Poet Karl Tierney was just establishing his career when he died in 1995, and his work has remained unpublished as a book until this year. Tierney's literary executor, Philadelphian Jim Cory, has gathered Tierney's work so that we may all re-discover it.

Jim Cory

Jim Cory

At Big Blue Marble, Jim will be sharing Karl's poems and discussing his life and legacy. He'll be introduced by poet and LGBT literary critic Janet Mason. Following the reading there will be a Q&A.

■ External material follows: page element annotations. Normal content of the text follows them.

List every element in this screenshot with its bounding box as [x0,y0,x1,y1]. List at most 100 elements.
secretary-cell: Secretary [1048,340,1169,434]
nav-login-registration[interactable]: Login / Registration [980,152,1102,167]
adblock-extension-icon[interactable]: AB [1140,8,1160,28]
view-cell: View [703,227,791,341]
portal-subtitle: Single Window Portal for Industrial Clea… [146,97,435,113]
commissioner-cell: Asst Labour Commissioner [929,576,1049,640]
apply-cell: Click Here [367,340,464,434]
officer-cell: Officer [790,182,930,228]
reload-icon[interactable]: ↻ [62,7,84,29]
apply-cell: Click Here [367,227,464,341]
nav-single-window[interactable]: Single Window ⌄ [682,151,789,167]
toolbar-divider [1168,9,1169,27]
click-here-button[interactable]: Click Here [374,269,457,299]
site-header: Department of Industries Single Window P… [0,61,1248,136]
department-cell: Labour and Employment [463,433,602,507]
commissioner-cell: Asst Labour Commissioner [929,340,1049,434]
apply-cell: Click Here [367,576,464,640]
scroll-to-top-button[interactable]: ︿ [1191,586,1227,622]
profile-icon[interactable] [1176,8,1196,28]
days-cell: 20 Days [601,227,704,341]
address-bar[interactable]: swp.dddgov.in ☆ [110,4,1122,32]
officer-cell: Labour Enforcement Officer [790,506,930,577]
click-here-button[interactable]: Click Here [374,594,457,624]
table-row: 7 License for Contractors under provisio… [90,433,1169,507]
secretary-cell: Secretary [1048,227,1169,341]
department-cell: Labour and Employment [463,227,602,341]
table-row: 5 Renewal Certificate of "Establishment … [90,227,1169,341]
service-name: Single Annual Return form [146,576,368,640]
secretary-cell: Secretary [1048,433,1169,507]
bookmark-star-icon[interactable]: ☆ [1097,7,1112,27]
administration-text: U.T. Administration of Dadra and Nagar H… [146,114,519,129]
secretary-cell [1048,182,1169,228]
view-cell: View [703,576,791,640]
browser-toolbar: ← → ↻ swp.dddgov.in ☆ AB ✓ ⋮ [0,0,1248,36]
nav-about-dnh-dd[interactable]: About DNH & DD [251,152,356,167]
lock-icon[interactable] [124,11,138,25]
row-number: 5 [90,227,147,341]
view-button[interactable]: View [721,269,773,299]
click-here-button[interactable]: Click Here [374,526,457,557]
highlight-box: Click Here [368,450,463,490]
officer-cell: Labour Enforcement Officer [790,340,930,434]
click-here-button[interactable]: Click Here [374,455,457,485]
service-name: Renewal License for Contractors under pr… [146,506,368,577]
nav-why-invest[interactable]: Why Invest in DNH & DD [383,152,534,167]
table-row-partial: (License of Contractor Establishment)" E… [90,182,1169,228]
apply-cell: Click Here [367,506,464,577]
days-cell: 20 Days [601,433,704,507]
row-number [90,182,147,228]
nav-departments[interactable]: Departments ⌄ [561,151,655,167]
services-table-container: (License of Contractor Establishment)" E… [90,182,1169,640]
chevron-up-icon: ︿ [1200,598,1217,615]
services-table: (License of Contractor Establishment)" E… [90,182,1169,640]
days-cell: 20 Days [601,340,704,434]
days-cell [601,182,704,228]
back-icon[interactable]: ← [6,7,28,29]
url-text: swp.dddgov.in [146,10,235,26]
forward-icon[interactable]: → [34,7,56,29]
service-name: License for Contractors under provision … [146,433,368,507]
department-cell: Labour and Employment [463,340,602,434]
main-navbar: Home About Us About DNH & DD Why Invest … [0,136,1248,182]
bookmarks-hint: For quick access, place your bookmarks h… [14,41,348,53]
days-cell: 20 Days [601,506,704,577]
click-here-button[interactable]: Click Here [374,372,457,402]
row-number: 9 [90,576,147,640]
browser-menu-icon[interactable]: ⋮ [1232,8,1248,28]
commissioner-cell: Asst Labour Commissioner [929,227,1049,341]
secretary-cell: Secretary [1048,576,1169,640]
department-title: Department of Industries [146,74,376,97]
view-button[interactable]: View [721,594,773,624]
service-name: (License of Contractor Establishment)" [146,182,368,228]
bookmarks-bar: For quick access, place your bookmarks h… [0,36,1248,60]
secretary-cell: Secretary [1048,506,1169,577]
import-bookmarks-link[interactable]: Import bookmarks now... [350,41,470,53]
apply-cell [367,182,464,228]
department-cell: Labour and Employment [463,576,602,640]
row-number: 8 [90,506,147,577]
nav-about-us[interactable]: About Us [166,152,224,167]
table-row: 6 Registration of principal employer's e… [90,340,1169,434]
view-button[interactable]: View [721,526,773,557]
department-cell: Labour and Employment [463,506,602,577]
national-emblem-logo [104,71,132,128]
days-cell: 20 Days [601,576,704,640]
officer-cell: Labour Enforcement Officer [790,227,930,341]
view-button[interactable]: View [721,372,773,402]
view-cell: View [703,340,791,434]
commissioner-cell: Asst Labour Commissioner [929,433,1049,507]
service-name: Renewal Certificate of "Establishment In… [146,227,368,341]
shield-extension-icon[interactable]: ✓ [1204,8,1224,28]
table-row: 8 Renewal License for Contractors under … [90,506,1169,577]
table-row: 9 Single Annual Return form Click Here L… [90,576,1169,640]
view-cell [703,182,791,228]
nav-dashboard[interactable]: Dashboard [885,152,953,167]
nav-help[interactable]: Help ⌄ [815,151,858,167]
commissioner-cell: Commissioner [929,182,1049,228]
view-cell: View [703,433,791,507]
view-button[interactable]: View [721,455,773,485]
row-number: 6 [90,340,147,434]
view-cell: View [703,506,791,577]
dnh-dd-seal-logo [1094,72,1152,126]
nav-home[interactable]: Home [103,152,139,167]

“Reading Karl Tierney’s collection is like entering a portal into San Francisco in the ’80s and ’90s, a time when it was still dirty and sexy and alive, even as men across the city were dying. With sharp intimacy, Tierney’s poems had me laughing and crying in recognition for all that we lost. And I’m deeply grateful to the editor and publisher for rescuing his work from the dustbins of history. This is vital reading.” - ALYSIA ABBOTT, author of FAIRYLAND


Karl Tierney was born in Westfield, Massachusetts, in 1956 and grew up in Connecticut and Louisiana. He received a Bachelor’s Degree in English from Emory University in 1980 and an MFA in Creative Writing from the University of Arkansas in 1983. That same year, he moved to San Francisco where he dedicated himself to poetry. He was twice a finalist for the Walt Whitman Award, a finalist for the National Poetry Series, and a 1992 fellow at Yaddo. Though unpublished in book form during his lifetime, his poems appeared in many of the best literary magazines of the period, including Berkeley Poetry Review, American Poetry Review, and Exquisite Corpse. He published more than 50 poems in magazines and anthologies before his death. In December of 1994 he became sick with AIDS and took his own life in October of 1995. He was 39 years old.

ABOUT THE EDITOR: Jim Cory’s most recent publications are Wipers Float In The Neck Of The Reservoir (The Moron Channel, 2018) and 25 Short Poems (Moonstone Press, 2016). He has edited poetry selections by contemporary American poets including James Broughton (Packing Up for Paradise, Black Sparrow Press, 1998) and Jonathan Williams (Jubilant Thicket, Copper Canyon Press, 2005). Poems have appeared recently in Apiary, unarmed journal, Bedfellows, Cape Cod Poetry Journal, Capsule, Fell Swoop, Painted Bride Quarterly, Skidrow Penthouse, Trinity Review, Have Your Chill (Australia), and Whirlwind. Recent essays have appeared in Gay & Lesbian Review Worldwide, New Haven Review, and Chelsea Station. He has been the recipient of fellowships from the Pennsylvania Arts Council, Yaddo, and The MacDowell Colony. He lives in Philadelphia.